Pediatric Diseases Research Center, Guilan University of Medical Sciences, Rasht, Iran.
Agriculture Biotechnology Research Institute, Agricultural Research, Education and Extension Organization (AREEO), Rasht, Iran.
Hum Genomics. 2023 Feb 20;17(1):12. doi: 10.1186/s40246-023-00460-0.
Mutations in NF1 gene could cause allelic disorders with clinical spectrum of Neurofibromatosis type 1 to Noonan syndrome. Here, a 7-year-old Iranian girl is described with Neurofibromatosis-Noonan syndrome due to a pathogenic variant in NF1 gene.

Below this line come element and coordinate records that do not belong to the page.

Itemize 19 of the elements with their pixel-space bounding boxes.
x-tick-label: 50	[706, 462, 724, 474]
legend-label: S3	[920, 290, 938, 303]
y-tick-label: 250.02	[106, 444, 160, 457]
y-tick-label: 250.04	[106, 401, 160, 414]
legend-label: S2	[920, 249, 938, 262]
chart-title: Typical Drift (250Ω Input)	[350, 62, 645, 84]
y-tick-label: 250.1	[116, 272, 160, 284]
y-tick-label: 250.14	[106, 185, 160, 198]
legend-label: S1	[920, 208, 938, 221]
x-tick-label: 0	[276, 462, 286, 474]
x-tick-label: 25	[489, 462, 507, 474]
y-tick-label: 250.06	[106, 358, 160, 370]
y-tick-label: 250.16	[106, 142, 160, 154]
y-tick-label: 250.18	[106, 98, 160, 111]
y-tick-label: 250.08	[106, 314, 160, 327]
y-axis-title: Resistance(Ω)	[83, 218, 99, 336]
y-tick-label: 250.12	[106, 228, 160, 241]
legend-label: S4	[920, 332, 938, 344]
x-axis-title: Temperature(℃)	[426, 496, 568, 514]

Clinical evaluations were performed along with genetic testing using whole exome sequencing (WES). The variant analysis including pathogenicity prediction was also done using bioinformatics tools.

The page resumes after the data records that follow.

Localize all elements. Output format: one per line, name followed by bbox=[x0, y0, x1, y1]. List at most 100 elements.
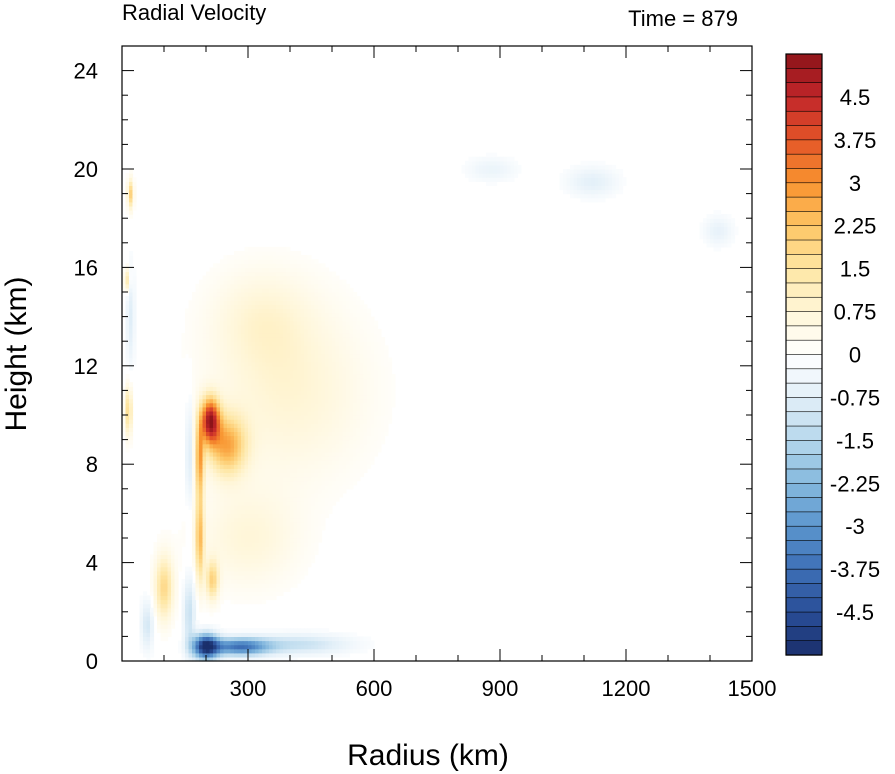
field-cell bbox=[216, 632, 221, 637]
field-cell bbox=[234, 447, 239, 453]
field-cell bbox=[311, 447, 316, 453]
field-cell bbox=[216, 595, 221, 601]
field-cell bbox=[346, 369, 351, 375]
field-cell bbox=[311, 378, 316, 383]
field-cell bbox=[185, 574, 190, 580]
field-cell bbox=[206, 603, 211, 609]
field-cell bbox=[216, 386, 221, 391]
field-cell bbox=[332, 279, 337, 285]
field-cell bbox=[192, 410, 197, 416]
field-cell bbox=[195, 525, 200, 531]
field-cell bbox=[237, 378, 242, 383]
field-cell bbox=[230, 456, 235, 461]
field-cell bbox=[328, 480, 333, 486]
field-cell bbox=[255, 640, 260, 646]
field-cell bbox=[370, 390, 375, 396]
field-cell bbox=[255, 333, 260, 338]
field-cell bbox=[230, 386, 235, 391]
field-cell bbox=[321, 345, 326, 350]
field-cell bbox=[314, 361, 319, 367]
field-cell bbox=[311, 345, 316, 350]
field-cell bbox=[290, 394, 295, 400]
field-cell bbox=[223, 570, 228, 576]
field-cell bbox=[129, 357, 134, 363]
field-cell bbox=[122, 390, 127, 396]
field-cell bbox=[146, 640, 151, 646]
field-cell bbox=[216, 263, 221, 268]
field-cell bbox=[276, 476, 281, 482]
field-cell bbox=[374, 394, 379, 400]
field-cell bbox=[332, 451, 337, 457]
field-cell bbox=[234, 267, 239, 273]
field-cell bbox=[223, 279, 228, 285]
field-cell bbox=[248, 497, 253, 502]
field-cell bbox=[195, 328, 200, 334]
field-cell bbox=[258, 287, 263, 293]
field-cell bbox=[251, 292, 256, 297]
field-cell bbox=[251, 386, 256, 391]
field-cell bbox=[293, 328, 298, 334]
field-cell bbox=[713, 246, 718, 252]
field-cell bbox=[584, 197, 589, 203]
field-cell bbox=[143, 591, 148, 596]
field-cell bbox=[279, 480, 284, 486]
field-cell bbox=[164, 529, 169, 535]
field-cell bbox=[241, 521, 246, 527]
field-cell bbox=[195, 546, 200, 551]
field-cell bbox=[227, 308, 232, 314]
field-cell bbox=[262, 460, 267, 465]
field-cell bbox=[209, 382, 214, 387]
field-cell bbox=[346, 451, 351, 457]
field-cell bbox=[325, 271, 330, 277]
field-cell bbox=[325, 287, 330, 293]
field-cell bbox=[223, 505, 228, 510]
field-cell bbox=[276, 488, 281, 494]
field-cell bbox=[209, 320, 214, 326]
field-cell bbox=[311, 644, 316, 650]
field-cell bbox=[290, 419, 295, 424]
field-cell bbox=[129, 443, 134, 449]
field-cell bbox=[346, 398, 351, 404]
field-cell bbox=[206, 542, 211, 547]
field-cell bbox=[241, 255, 246, 260]
field-cell bbox=[290, 345, 295, 350]
field-cell bbox=[328, 427, 333, 432]
field-cell bbox=[356, 312, 361, 318]
field-cell bbox=[255, 542, 260, 547]
field-cell bbox=[199, 365, 204, 371]
field-cell bbox=[241, 525, 246, 531]
field-cell bbox=[290, 283, 295, 289]
field-cell bbox=[276, 574, 281, 580]
field-cell bbox=[279, 263, 284, 268]
field-cell bbox=[237, 369, 242, 375]
field-cell bbox=[220, 656, 225, 662]
field-cell bbox=[304, 505, 309, 510]
field-cell bbox=[195, 312, 200, 318]
field-cell bbox=[258, 501, 263, 506]
field-cell bbox=[325, 492, 330, 498]
field-cell bbox=[174, 595, 179, 601]
field-cell bbox=[188, 304, 193, 309]
field-cell bbox=[290, 292, 295, 297]
field-cell bbox=[227, 505, 232, 510]
field-cell bbox=[213, 337, 218, 342]
field-cell bbox=[244, 443, 249, 449]
field-cell bbox=[286, 357, 291, 363]
field-cell bbox=[129, 197, 134, 203]
field-cell bbox=[220, 517, 225, 523]
field-cell bbox=[283, 246, 288, 252]
field-cell bbox=[363, 464, 368, 469]
field-cell bbox=[300, 365, 305, 371]
field-cell bbox=[349, 324, 354, 330]
field-cell bbox=[223, 292, 228, 297]
field-cell bbox=[293, 296, 298, 301]
field-cell bbox=[360, 447, 365, 453]
field-cell bbox=[314, 423, 319, 428]
field-cell bbox=[241, 558, 246, 564]
field-cell bbox=[241, 345, 246, 350]
field-cell bbox=[286, 349, 291, 355]
field-cell bbox=[363, 435, 368, 441]
field-cell bbox=[353, 435, 358, 441]
field-cell bbox=[181, 337, 186, 342]
field-cell bbox=[199, 300, 204, 305]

The chief compliant of the patient was short stature and lack of proper weight gain. Other symptoms were developmental delay, learning disability, inadequate speech skill, broad forehead, hypertelorism, and epicanthal folds, low set ears and webbed neck. A small deletion, c.4375-4377delGAA, was found in NF1 gene using WES. This variant was classified as pathogenic according to ACMG.
NF1 variants may show variable phenotypes among the patients; identifying such variants is helpful in therapeutic management of the disease. WES is considered as an appropriate test to diagnose Neurofibromatosis-Noonan syndrome.

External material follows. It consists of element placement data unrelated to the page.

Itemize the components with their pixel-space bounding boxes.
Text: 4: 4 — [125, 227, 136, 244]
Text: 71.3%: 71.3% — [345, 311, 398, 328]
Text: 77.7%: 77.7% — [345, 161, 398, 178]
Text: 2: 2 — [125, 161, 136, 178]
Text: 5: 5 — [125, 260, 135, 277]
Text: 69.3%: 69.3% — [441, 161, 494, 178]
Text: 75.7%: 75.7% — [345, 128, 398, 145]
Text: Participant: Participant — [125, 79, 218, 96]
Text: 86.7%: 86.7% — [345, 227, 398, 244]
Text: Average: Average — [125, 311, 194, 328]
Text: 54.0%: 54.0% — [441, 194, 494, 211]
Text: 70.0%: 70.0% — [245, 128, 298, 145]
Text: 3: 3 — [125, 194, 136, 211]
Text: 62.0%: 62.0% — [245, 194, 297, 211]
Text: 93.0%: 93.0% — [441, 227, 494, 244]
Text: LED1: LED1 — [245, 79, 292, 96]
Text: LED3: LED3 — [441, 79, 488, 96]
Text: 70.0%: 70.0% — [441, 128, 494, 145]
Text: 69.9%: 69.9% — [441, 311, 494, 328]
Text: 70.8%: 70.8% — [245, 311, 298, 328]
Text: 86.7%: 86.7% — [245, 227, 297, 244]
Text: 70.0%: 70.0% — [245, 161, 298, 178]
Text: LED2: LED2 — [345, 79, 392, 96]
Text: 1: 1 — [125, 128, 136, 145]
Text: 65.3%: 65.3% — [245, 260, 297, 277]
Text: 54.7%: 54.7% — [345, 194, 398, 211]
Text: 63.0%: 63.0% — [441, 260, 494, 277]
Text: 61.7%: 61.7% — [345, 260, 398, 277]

NF1 基因突变可导致等位基因疾病,其临床表现从 1 型神经纤维瘤病到努南综合征不等。本研究报告了一例 7 岁伊朗女孩,因 NF1 基因突变导致神经纤维瘤病-努南综合征。
采用外显子组测序(WES)进行临床评估和基因检测。使用生物信息学工具进行变异分析和致病性预测。
患者的主要症状是身材矮小和体重增长不足。其他症状包括发育迟缓、学习障碍、语言技能不足、宽额头、眼距过宽和内眦赘皮、低位耳和颈蹼。通过 WES 发现 NF1 基因中的 c.4375-4377delGAA 小缺失。根据 ACMG 分类,该变异被归类为致病性变异。
NF1 变异在患者中可能表现出不同的表型;识别此类变异有助于疾病的治疗管理。WES 被认为是诊断神经纤维瘤病-努南综合征的一种合适的检测方法。